Il convient dès lors de parvenir à procéder à la mise en exergue des éléments clé de l'œuvre de Joseph-Antoine Canasi, initialement au regard de la considération de l’ensemble du fonds par catégories de division. Ce procédé qui détermine une vision globale et une approche généralisée intervient de fait préalablement à la compréhension de l'importance du fond comme témoin des évolutions de l'Histoire.
A. Composition et vue d’ensemble du fonds artistique
Au regard des documents iconographiques traités de même que de la diversité dont ceux-ci font preuve, il est possible de segmenter le fonds artistique Joseph-Antoine Canasi en une pluralité de catégories, en corrélation des caractéristiques des représentations figuratives choisies pour chaque œuvre.
L'aboutissement de cette qualification parvient à faire émerger rapidement un ensemble hétérogène par effet de division.
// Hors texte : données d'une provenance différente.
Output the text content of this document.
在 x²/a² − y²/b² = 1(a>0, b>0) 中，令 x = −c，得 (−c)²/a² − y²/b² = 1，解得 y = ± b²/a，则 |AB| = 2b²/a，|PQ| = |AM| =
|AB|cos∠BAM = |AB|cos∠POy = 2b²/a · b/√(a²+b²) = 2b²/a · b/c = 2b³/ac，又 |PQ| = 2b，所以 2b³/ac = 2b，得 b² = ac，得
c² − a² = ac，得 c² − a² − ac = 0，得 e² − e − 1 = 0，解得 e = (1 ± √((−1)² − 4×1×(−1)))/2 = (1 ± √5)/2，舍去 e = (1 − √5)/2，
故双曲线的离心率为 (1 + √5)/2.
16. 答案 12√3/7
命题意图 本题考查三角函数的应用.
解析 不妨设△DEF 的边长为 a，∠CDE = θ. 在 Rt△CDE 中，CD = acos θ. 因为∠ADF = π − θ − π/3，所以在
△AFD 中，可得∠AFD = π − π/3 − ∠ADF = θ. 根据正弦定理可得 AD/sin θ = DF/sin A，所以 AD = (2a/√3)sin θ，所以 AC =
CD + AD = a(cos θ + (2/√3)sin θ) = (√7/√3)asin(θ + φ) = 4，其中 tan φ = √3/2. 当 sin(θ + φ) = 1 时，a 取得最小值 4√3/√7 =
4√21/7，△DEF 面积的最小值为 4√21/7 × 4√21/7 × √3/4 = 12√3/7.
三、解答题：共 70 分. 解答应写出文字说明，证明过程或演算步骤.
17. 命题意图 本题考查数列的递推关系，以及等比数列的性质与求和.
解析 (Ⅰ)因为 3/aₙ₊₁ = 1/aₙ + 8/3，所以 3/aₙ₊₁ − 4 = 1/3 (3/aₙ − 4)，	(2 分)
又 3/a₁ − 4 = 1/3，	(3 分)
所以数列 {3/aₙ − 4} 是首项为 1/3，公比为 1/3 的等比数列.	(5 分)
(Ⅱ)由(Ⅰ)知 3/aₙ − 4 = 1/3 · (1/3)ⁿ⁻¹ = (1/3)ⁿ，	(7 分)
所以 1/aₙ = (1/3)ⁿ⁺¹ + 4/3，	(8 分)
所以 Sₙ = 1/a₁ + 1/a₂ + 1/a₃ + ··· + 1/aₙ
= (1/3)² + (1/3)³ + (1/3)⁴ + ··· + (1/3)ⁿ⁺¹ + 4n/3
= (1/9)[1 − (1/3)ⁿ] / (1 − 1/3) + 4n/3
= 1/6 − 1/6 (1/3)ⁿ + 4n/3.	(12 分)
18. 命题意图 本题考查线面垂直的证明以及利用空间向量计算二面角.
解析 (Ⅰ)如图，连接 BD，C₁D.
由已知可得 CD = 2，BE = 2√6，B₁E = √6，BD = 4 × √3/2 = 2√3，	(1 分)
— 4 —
Celui-ci parvient par ailleurs à agir comme le témoin de l'épaisseur et de la diversité de la production de l’artiste, ceci principalement en raison des thèmes picturaux et illustratifs choisis par Canasi - mais également par l’emploi de différentes techniques de création, de même que des genres abordé, comme nous le verrons par la suite de ce travail.
En cela, il semble pertinent de souligner qu’il est possible de diviser l’ensemble du fonds en neuf catégories principales, dont trois devront être subdivisées. Celles-ci pourront être approfondies au regard de leur densité de production. Il pourra être ici fait principalement état de :
1. « La vie au village, vie champêtre »
Premièrement, il est important d’analyser que près de la moitié des œuvres traitées actuellement pour le fonds artistique Joseph-Antoine Canasi sont relatives à la catégorie intitulée « La vie au village, vie champêtre », pas moins de 218 œuvres. Cette catégorie est composée d’œuvres dont l’approche est orientée principalement sur des éléments de la vie traditionnelle d’un village Corse du début du XXème siècle, comme l’artiste a pu le voir et le vivre lors de ses périodes de présence au village familial
Celles-ci peuvent être à leur tour classées en différentes sections. Au regard de l'importance numérique de cette catégorie, il semble pertinent de considérer que celle-ci puisse être subdivisée. On retrouve en cela différents éléments relatifs à La Chasse (18), à La Pêche (35), Natures mortes (9), de même que des éléments relatifs à la Vie agricole (65), pastorale (19), quotidienne (70) ou religieuse (2).
2. « Nuceta village »
Il est important de considérer que cette catégorie composée de 86 œuvres, arrive dans la continuité de la précédente, puisqu'il est ici fait directement référence, non pas à la vie villageoise, mais au village dans son ensemble. De même que la précédente, cette catégorie peut être subdivisée - bien que de manière plus limitée - en trois sections différentes : Environs de Nuceta (36), Ruelles et lieux remarquables de Nuceta (37), Vue générale du village (13).
3. « Paysages de Corse »
Le fonds artistique Joseph-Antoine Canasi offre également une pluralité de paysages de Corse, ce qui a pu donner lieu à une catégorie spécifique, qui regroupe pas moins de 86 œuvres. En cela, deux exemple notable peuvent être mentionnés, avec l’exemple du Défilé de l’Inzecca et gorges du Fium’Orbu, de même qu’une Vue du vieux port d’Ajaccio.


4. « Voyages »
L’ensemble des réalisations relatives aux « Voyages » de Joseph-Antoine Canasi parvient à faire émerger une catégorie spécifique, composée de 36 œuvres. Il est ici possible de retrouver l'ensemble des créations réalisées dans le cadre des déplacements de carrière, mais également de villégiature de l’artiste. Il est en cela possible de retrouver des œuvres relatives à un ensemble de déplacements sur le territoire français, de même qu’en Indochine ou au Maghreb, dont il ressort par exemple Portrait d’homme en habit traditionnel, ou encore Portrait de femme du Tonkin à la perle.


5. Autres catégories
Les dernières catégories pour l’heure non mentionnées doivent être considérées au regard d’une importance notable de la qualité de l'iconographie, mais moindre de la production. Il est en effet possible de citer un ensemble de travaux relatifs à des « Reproductions » d’oeuvres, des « Scènes marines », « Types corses » - dont il est possible de citer l’œuvre éponyme Type corse - ou encore « Vie militaire » - avec L’hiver au cantonnement -, ou « Vie privée ».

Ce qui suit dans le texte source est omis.